Living more slowly allows us to focus on where we put our energy: we enjoy fewer things more deeply. Being less frantic means we have more chance to connect with what's around us, both our environment and people. Rather than pass like ships in the night we can spend meaningful time deepening and developing relationships.

There are times to be fast and there are times to be slow. We may not always have control over the pressures and pace of life, especially our work lives. Learn to control what you can. For many of us that will mostly be in our personal lives.

First we need to figure out what our priorities and core values are. If we don't, then we risk focusing our time and energy on something that ultimately turns out to be a waste of effort. It also allows us to identify what's important and what's not, and gives us permission to let it go.

Next, think about what aspects of your life feel like they are too fast? What would you like to do more slowly? What things are paced just right?

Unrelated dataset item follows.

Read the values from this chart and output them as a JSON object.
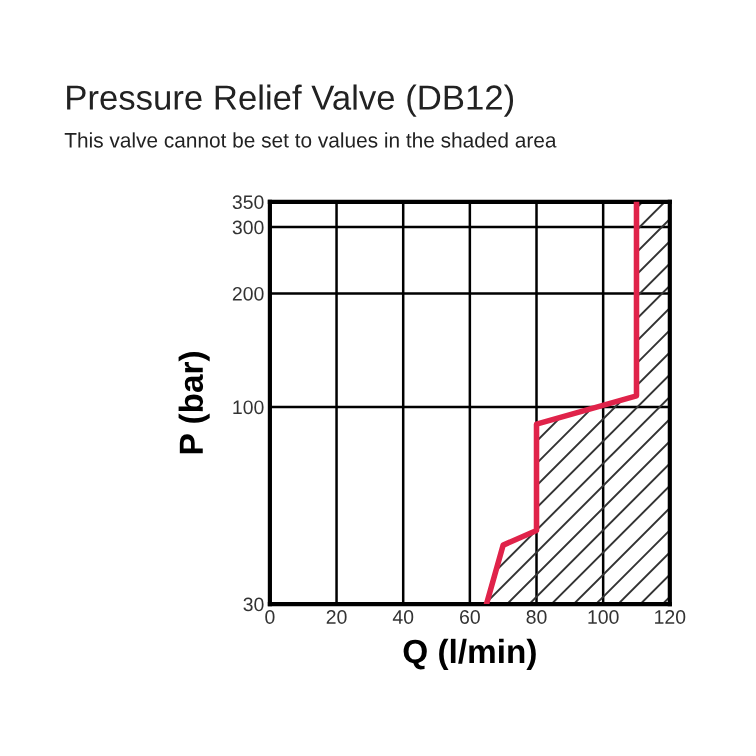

Focus on slowing down on the things that match your priorities and values. Allow more time to do the things you want to do and get comfortable with quiet or down time. Not every moment of every day needs to be actively filled.

The list of ideas for slowing down on this page is not exhaustive. What would slowing down look like for you? Take a little time to have a think about it and see where you can slow down and create pockets of calm.

Living slowly is not a new message, Aesop wrote about it in The Tortoise and the Hare in the 16th century and he most likely adapted it from early Greek and Latin stories. I wonder when we'll get the hang of it?

Jan Aitken is a Dunedin-based life coach.